A primeira experiência no planeta em manejo do maior peixe de água doce do mundo o pirarucu está na RDS (Reserva de Desenvolvimento Sustentável) de Mamirauá (Tefé), no Amazonas, que é dono da maior bacia hidrográfica e de estoque pesqueiro. Ela completa 10 anos e contabiliza uma injeção de R$ 30 milhões na economia local. Desse montante, R$ 10 milhões ficam com os profissionais pescadores.
Esse protótipo apresenta falhas que precisam ser corrigidas. E a principal delas divide a opinião dos próprios técnicos, pesquisadores, especialistas e ambientalistas do Ibama (Instituto Brasileiro do Meio Ambiente) – setor de recursos pesqueiros -, SDS (Secretaria de Estado do Desenvolvimento Sustentável) e Sepror (Secretaria de Estado da Produção Rural) que é o método de contagem por amostragem que oficializa o tanto de pirarucus ali existentes para estabelecer a quota de captura.
O presidente da Cdiapa (Comissão de Desenvolvimento do Interior, Agropecuária, Pesca e Abastecimento da Assembléia Legislativa do Estado Amazonas), deputado Walzenir Falcão (PTB), que preside também, a Fepesca-AM/RR (Federação dos Pescadores dos Estados do Amazonas e Roraima) denunciou durante a 3° Semana da Pesca a venda mascarada do pirarucu manejado.
Essa espécie vendida de forma manejada é paga pelos pescadores por um preço e sua venda mascarada consiste em exibir o produto fresco com selo do Ibama. Quando o consumidor pede para que ele corte daquela manta com certificação ambiental o vendedor diz que “essa é só para atender às exigências do Ibama. O que vendemos é desse” e entrega o pirarucu natural capturado ilegalmente.
Tudo isso veio à tona durante a realização da 3ª Semana da Pesca do Amazonas que iniciou no dia 19 e encerra com a 60ª Procissão de São Pedro, Santo Padroeiro dos Pescadores, comemorado dia 29 de junho.

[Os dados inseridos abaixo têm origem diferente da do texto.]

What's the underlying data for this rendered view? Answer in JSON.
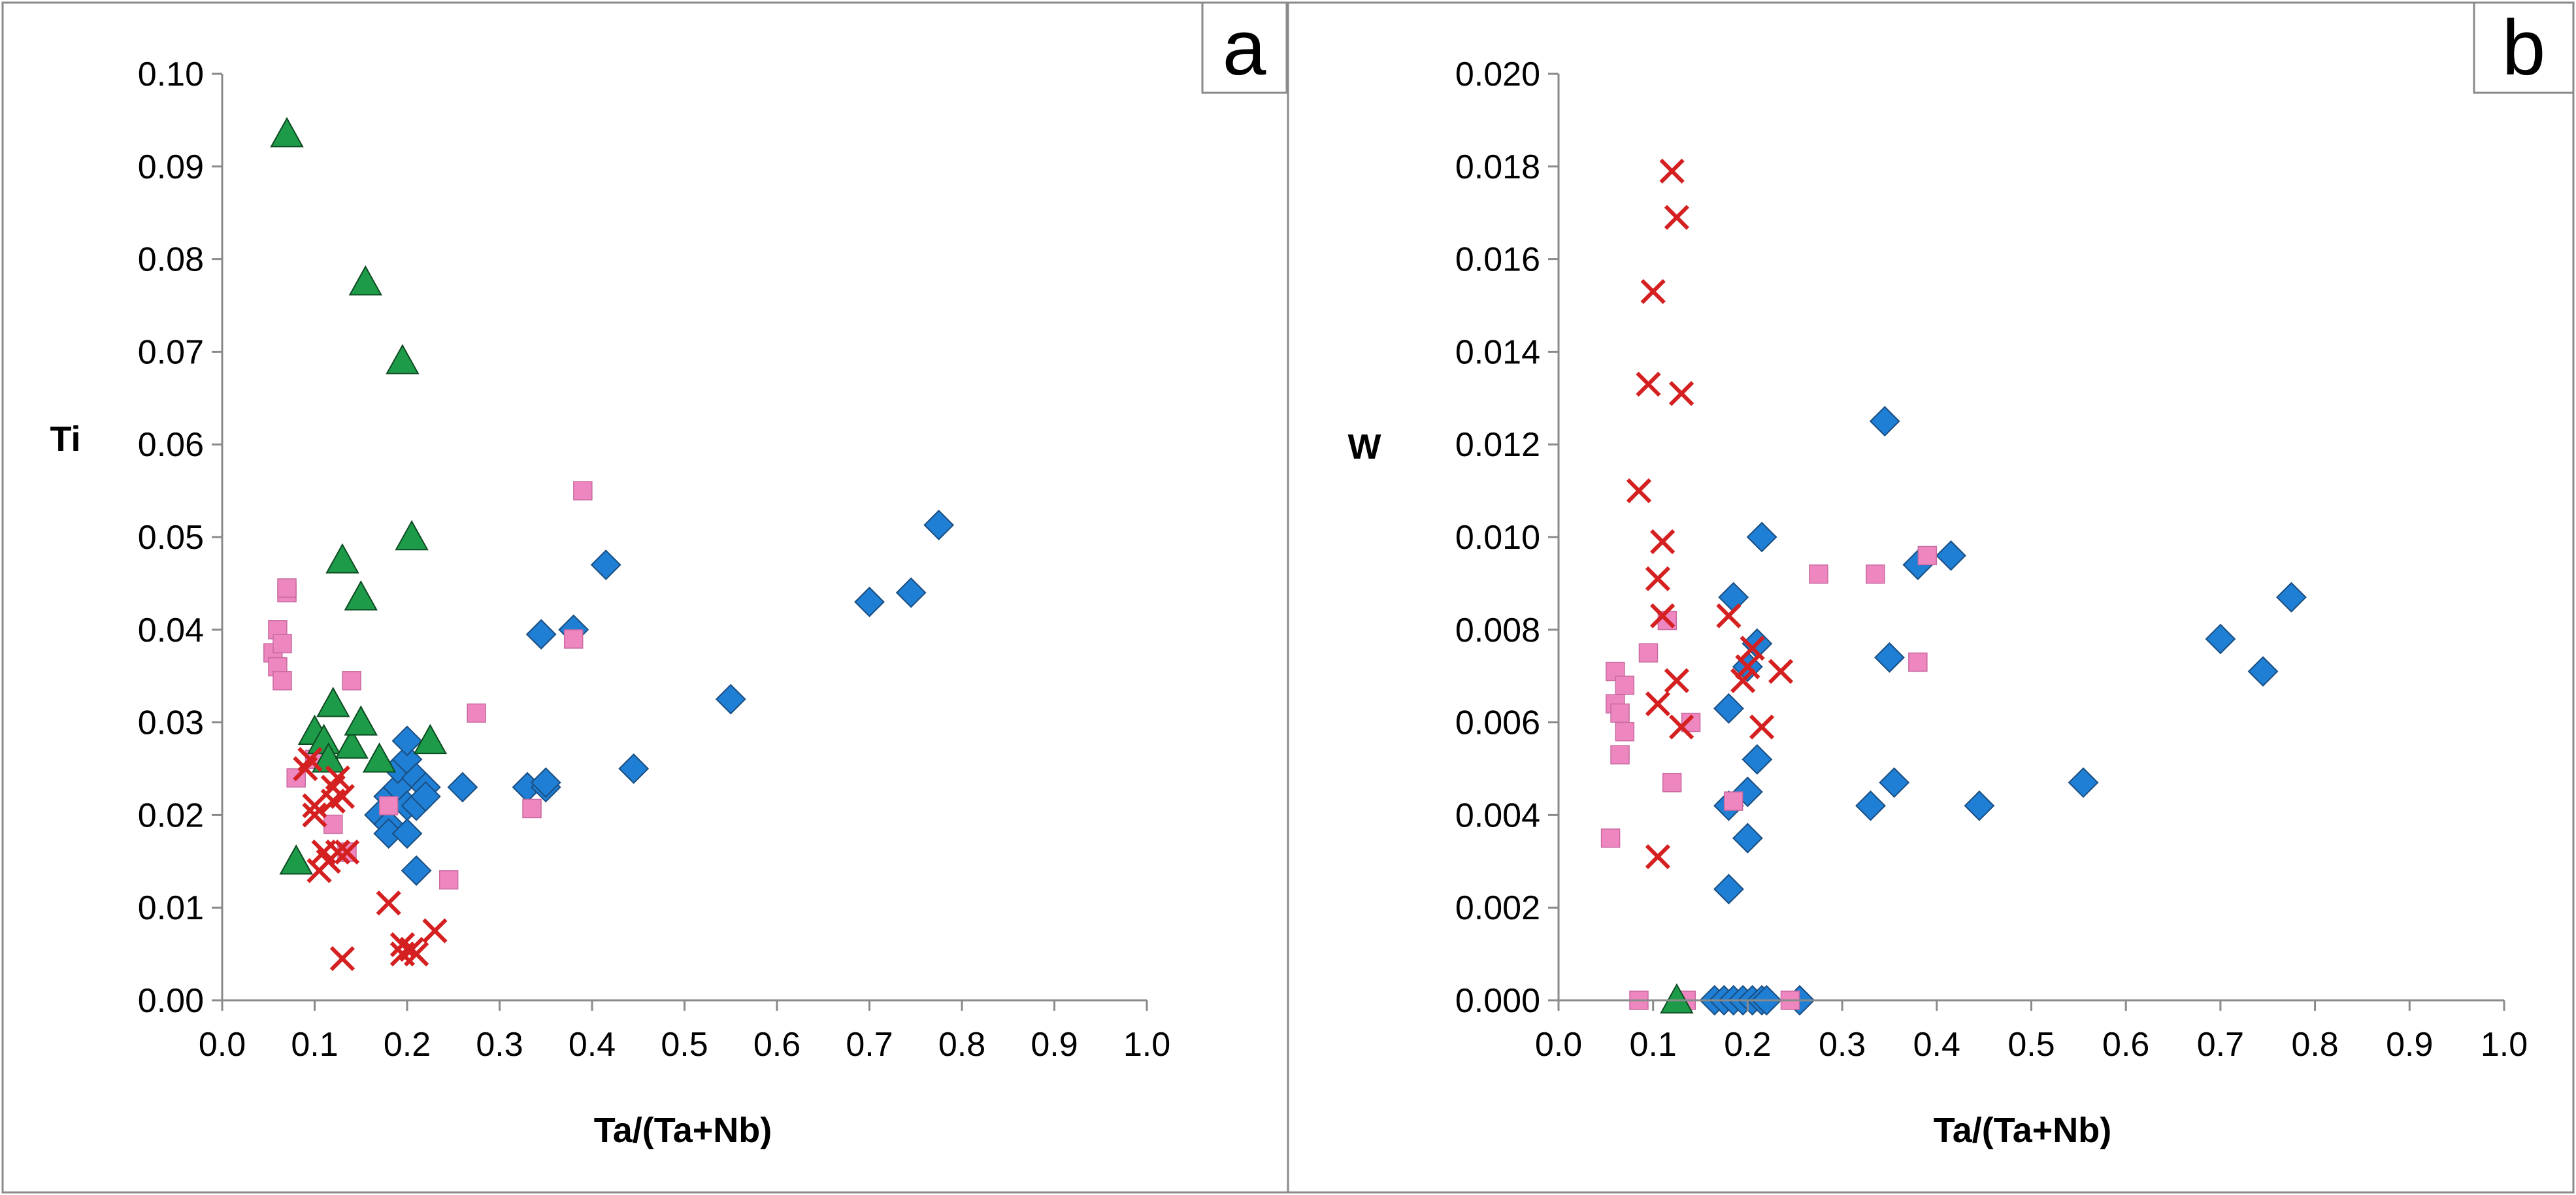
{
  "chart_data": [
    {
      "type": "scatter",
      "panel_label": "a",
      "xlabel": "Ta/(Ta+Nb)",
      "ylabel": "Ti",
      "xlim": [
        0,
        1
      ],
      "ylim": [
        0,
        0.1
      ],
      "xticks": [
        "0.0",
        "0.1",
        "0.2",
        "0.3",
        "0.4",
        "0.5",
        "0.6",
        "0.7",
        "0.8",
        "0.9",
        "1.0"
      ],
      "yticks": [
        "0.00",
        "0.01",
        "0.02",
        "0.03",
        "0.04",
        "0.05",
        "0.06",
        "0.07",
        "0.08",
        "0.09",
        "0.10"
      ],
      "series": [
        {
          "marker": "diamond",
          "color": "#1F7FD4",
          "points": [
            [
              0.17,
              0.02
            ],
            [
              0.18,
              0.019
            ],
            [
              0.18,
              0.022
            ],
            [
              0.18,
              0.018
            ],
            [
              0.19,
              0.023
            ],
            [
              0.19,
              0.025
            ],
            [
              0.2,
              0.026
            ],
            [
              0.2,
              0.028
            ],
            [
              0.2,
              0.021
            ],
            [
              0.2,
              0.018
            ],
            [
              0.21,
              0.024
            ],
            [
              0.21,
              0.014
            ],
            [
              0.21,
              0.021
            ],
            [
              0.22,
              0.023
            ],
            [
              0.22,
              0.022
            ],
            [
              0.26,
              0.023
            ],
            [
              0.33,
              0.023
            ],
            [
              0.35,
              0.023
            ],
            [
              0.35,
              0.0235
            ],
            [
              0.345,
              0.0395
            ],
            [
              0.38,
              0.04
            ],
            [
              0.415,
              0.047
            ],
            [
              0.445,
              0.025
            ],
            [
              0.55,
              0.0325
            ],
            [
              0.7,
              0.043
            ],
            [
              0.745,
              0.044
            ],
            [
              0.775,
              0.0513
            ]
          ]
        },
        {
          "marker": "square",
          "color": "#EE86C0",
          "points": [
            [
              0.055,
              0.0375
            ],
            [
              0.06,
              0.04
            ],
            [
              0.06,
              0.036
            ],
            [
              0.065,
              0.0385
            ],
            [
              0.065,
              0.0345
            ],
            [
              0.07,
              0.044
            ],
            [
              0.07,
              0.0445
            ],
            [
              0.08,
              0.024
            ],
            [
              0.1,
              0.026
            ],
            [
              0.12,
              0.019
            ],
            [
              0.135,
              0.016
            ],
            [
              0.14,
              0.0345
            ],
            [
              0.18,
              0.021
            ],
            [
              0.245,
              0.013
            ],
            [
              0.275,
              0.031
            ],
            [
              0.335,
              0.0207
            ],
            [
              0.38,
              0.039
            ],
            [
              0.39,
              0.055
            ]
          ]
        },
        {
          "marker": "triangle",
          "color": "#1E9B48",
          "points": [
            [
              0.07,
              0.0935
            ],
            [
              0.08,
              0.015
            ],
            [
              0.1,
              0.029
            ],
            [
              0.11,
              0.028
            ],
            [
              0.115,
              0.026
            ],
            [
              0.12,
              0.032
            ],
            [
              0.13,
              0.0475
            ],
            [
              0.14,
              0.0275
            ],
            [
              0.15,
              0.03
            ],
            [
              0.15,
              0.0435
            ],
            [
              0.155,
              0.0775
            ],
            [
              0.17,
              0.026
            ],
            [
              0.195,
              0.069
            ],
            [
              0.205,
              0.05
            ],
            [
              0.225,
              0.028
            ]
          ]
        },
        {
          "marker": "x",
          "color": "#D42020",
          "points": [
            [
              0.09,
              0.025
            ],
            [
              0.095,
              0.026
            ],
            [
              0.1,
              0.021
            ],
            [
              0.1,
              0.02
            ],
            [
              0.105,
              0.014
            ],
            [
              0.11,
              0.016
            ],
            [
              0.115,
              0.015
            ],
            [
              0.12,
              0.023
            ],
            [
              0.12,
              0.0215
            ],
            [
              0.125,
              0.024
            ],
            [
              0.125,
              0.016
            ],
            [
              0.13,
              0.022
            ],
            [
              0.13,
              0.0045
            ],
            [
              0.135,
              0.016
            ],
            [
              0.18,
              0.0105
            ],
            [
              0.195,
              0.006
            ],
            [
              0.195,
              0.005
            ],
            [
              0.205,
              0.0055
            ],
            [
              0.21,
              0.005
            ],
            [
              0.23,
              0.0075
            ]
          ]
        }
      ]
    },
    {
      "type": "scatter",
      "panel_label": "b",
      "xlabel": "Ta/(Ta+Nb)",
      "ylabel": "W",
      "xlim": [
        0,
        1
      ],
      "ylim": [
        0,
        0.02
      ],
      "xticks": [
        "0.0",
        "0.1",
        "0.2",
        "0.3",
        "0.4",
        "0.5",
        "0.6",
        "0.7",
        "0.8",
        "0.9",
        "1.0"
      ],
      "yticks": [
        "0.000",
        "0.002",
        "0.004",
        "0.006",
        "0.008",
        "0.010",
        "0.012",
        "0.014",
        "0.016",
        "0.018",
        "0.020"
      ],
      "series": [
        {
          "marker": "diamond",
          "color": "#1F7FD4",
          "points": [
            [
              0.165,
              0
            ],
            [
              0.175,
              0
            ],
            [
              0.185,
              0
            ],
            [
              0.195,
              0
            ],
            [
              0.205,
              0
            ],
            [
              0.215,
              0
            ],
            [
              0.22,
              0
            ],
            [
              0.255,
              0
            ],
            [
              0.18,
              0.0024
            ],
            [
              0.18,
              0.0042
            ],
            [
              0.18,
              0.0063
            ],
            [
              0.185,
              0.0087
            ],
            [
              0.2,
              0.0035
            ],
            [
              0.2,
              0.0045
            ],
            [
              0.2,
              0.0072
            ],
            [
              0.21,
              0.0077
            ],
            [
              0.21,
              0.0052
            ],
            [
              0.215,
              0.01
            ],
            [
              0.33,
              0.0042
            ],
            [
              0.345,
              0.0125
            ],
            [
              0.35,
              0.0074
            ],
            [
              0.355,
              0.0047
            ],
            [
              0.38,
              0.0094
            ],
            [
              0.415,
              0.0096
            ],
            [
              0.445,
              0.0042
            ],
            [
              0.555,
              0.0047
            ],
            [
              0.7,
              0.0078
            ],
            [
              0.745,
              0.0071
            ],
            [
              0.775,
              0.0087
            ]
          ]
        },
        {
          "marker": "square",
          "color": "#EE86C0",
          "points": [
            [
              0.055,
              0.0035
            ],
            [
              0.06,
              0.0071
            ],
            [
              0.06,
              0.0064
            ],
            [
              0.065,
              0.0062
            ],
            [
              0.065,
              0.0053
            ],
            [
              0.07,
              0.0058
            ],
            [
              0.07,
              0.0068
            ],
            [
              0.085,
              0
            ],
            [
              0.095,
              0.0075
            ],
            [
              0.115,
              0.0082
            ],
            [
              0.12,
              0.0047
            ],
            [
              0.135,
              0
            ],
            [
              0.14,
              0.006
            ],
            [
              0.185,
              0.0043
            ],
            [
              0.245,
              0
            ],
            [
              0.275,
              0.0092
            ],
            [
              0.335,
              0.0092
            ],
            [
              0.38,
              0.0073
            ],
            [
              0.39,
              0.0096
            ]
          ]
        },
        {
          "marker": "triangle",
          "color": "#1E9B48",
          "points": [
            [
              0.125,
              0
            ]
          ]
        },
        {
          "marker": "x",
          "color": "#D42020",
          "points": [
            [
              0.085,
              0.011
            ],
            [
              0.095,
              0.0133
            ],
            [
              0.1,
              0.0153
            ],
            [
              0.105,
              0.0031
            ],
            [
              0.105,
              0.0064
            ],
            [
              0.105,
              0.0091
            ],
            [
              0.11,
              0.0099
            ],
            [
              0.11,
              0.0083
            ],
            [
              0.12,
              0.0179
            ],
            [
              0.125,
              0.0169
            ],
            [
              0.125,
              0.0069
            ],
            [
              0.13,
              0.0131
            ],
            [
              0.13,
              0.0059
            ],
            [
              0.18,
              0.0083
            ],
            [
              0.195,
              0.0069
            ],
            [
              0.2,
              0.0072
            ],
            [
              0.205,
              0.0076
            ],
            [
              0.215,
              0.0059
            ],
            [
              0.235,
              0.0071
            ]
          ]
        }
      ]
    }
  ]
}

O líder dos pescadores profissionais quer, com o evento, aprimorar o processo de manejo do pirarucu e estender a experiência também ao jacaré. A manutenção dos estoques de acordo com Falcão, colocou o tamanho do jaraqui e bodó em discussão entre as 59 Colônias de Pescadores. Elas sugerem à comunidade científica que ambas as espécies tenham captura liberada por tamanho. A polêmica prevalece também sobre a pesca profissional artesanal do tucunaré. Sobra denúncias de todos os lados.